Seal gap around the shell with Bondo.Smooth it from the edge of the tank to the edge of the shell (shell should be slightly higher that tank edge.)
Install a junction box on the side of shell next to the element cover.Wire a 15Amp switch with the power cord (I cut the end off a 25" heavy duty extension cord) and wire to the element.SEE PHOTO
Cut a 3/4" hole in the element cover to allow adjustment of temperature control.SEE PHOTO
Make the cord length appropriate to the length needed for your installation location,no need for extra cord on the floor.
You can leave the plugs in the side if you are not adding the cooler at this time.
If you aren't building the cooler - the tank is done.
Make or buy a sturdy base for it (they sell water heater bases at the place you got the tank) and install the tank where it will be used.It is best for the tank to be high enough to allow the drain to fill a 5 gallon oil bucket.A washing machine hose,with one end cut off, also works to fill the pail when draining.
Clean it out and fill it with 10 gallons (maybe a bit more) of good commercial quench oil.
Drop the meat thermometer in the top hole.
Turn the temperature control to a bit under mid-setting.Turn on power and let come up to stable temperature.Adjust slowly to get to the desired temperature.

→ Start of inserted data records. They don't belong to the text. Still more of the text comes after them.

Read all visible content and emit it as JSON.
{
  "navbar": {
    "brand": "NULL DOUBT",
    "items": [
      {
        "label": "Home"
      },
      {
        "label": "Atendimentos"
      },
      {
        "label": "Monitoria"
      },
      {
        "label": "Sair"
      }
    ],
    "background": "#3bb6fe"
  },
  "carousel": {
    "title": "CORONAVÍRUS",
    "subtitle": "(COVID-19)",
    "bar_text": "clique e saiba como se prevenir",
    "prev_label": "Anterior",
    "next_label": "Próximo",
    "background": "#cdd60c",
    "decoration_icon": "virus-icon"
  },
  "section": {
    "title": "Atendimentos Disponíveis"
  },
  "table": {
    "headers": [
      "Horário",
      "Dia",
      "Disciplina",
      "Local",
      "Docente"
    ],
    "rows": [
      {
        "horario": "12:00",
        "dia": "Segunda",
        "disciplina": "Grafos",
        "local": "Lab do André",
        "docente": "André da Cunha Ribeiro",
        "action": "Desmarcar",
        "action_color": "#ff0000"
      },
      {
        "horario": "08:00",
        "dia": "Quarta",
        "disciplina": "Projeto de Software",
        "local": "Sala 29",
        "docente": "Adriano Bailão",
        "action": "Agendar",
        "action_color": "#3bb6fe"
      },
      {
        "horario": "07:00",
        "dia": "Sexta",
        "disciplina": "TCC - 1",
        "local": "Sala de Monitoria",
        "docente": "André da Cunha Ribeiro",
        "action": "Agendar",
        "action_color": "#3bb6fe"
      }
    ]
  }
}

If building the cooler,remove the plugs and install the fittings for the 3/8" transmission oil hose.SEE PHOTO
The cooler is just a recirculation line with a cooling radiator and a controlled fan.The oil pump (auto fuel pump) is wired in parallel to the fan and both are operated by the controller.Mount the control on the side of the tank ,next to the switch is a good place,and put the thermocouple in the oil where the meat thermometer is.The pump and power source (old battery charger in my case) can be located in the base support for the tank.Plug the power source into the receptacle on the switch.The cooler should be located away from the tank,to avoid drafts.The cooler is connected to the pump and tank by two lengths of transmission oil hose.The power line to the fan is taped to one hose and the two are taped together to keep it neat.I made mine up with ten foot long hoses (Hose is $1.49/ft).The oil flow is from the top of the tank - to the pump - to the cooler - to the bottom of the tank.I made a anti-eddy diverter to keep any agitation in the oil to a minimum.It was a piece of 1/2" copper pipe that has 1/8" holes drilled all down the sides.It sticks in the return port from the inside.The oil return moves sideways across the bottom of the tank that way.Pump volume is low,around 1 GPM,so this is not really a problem.
Set controller to come on about five degrees higher that tank setting.It should come on and cool the oil,when multiple quenching raises the temperature.
Safety Notes: Never try to move this tank with hot oil!
The handles are for moving the empty tank around,
moving the full tank is not recommended.A permanent
base and location are recommended.
An old trash can lid makes a good cover.Keep oil
covered to keep it clean,cover to extinguish flare-ups.
I'll post the making of the cooler later.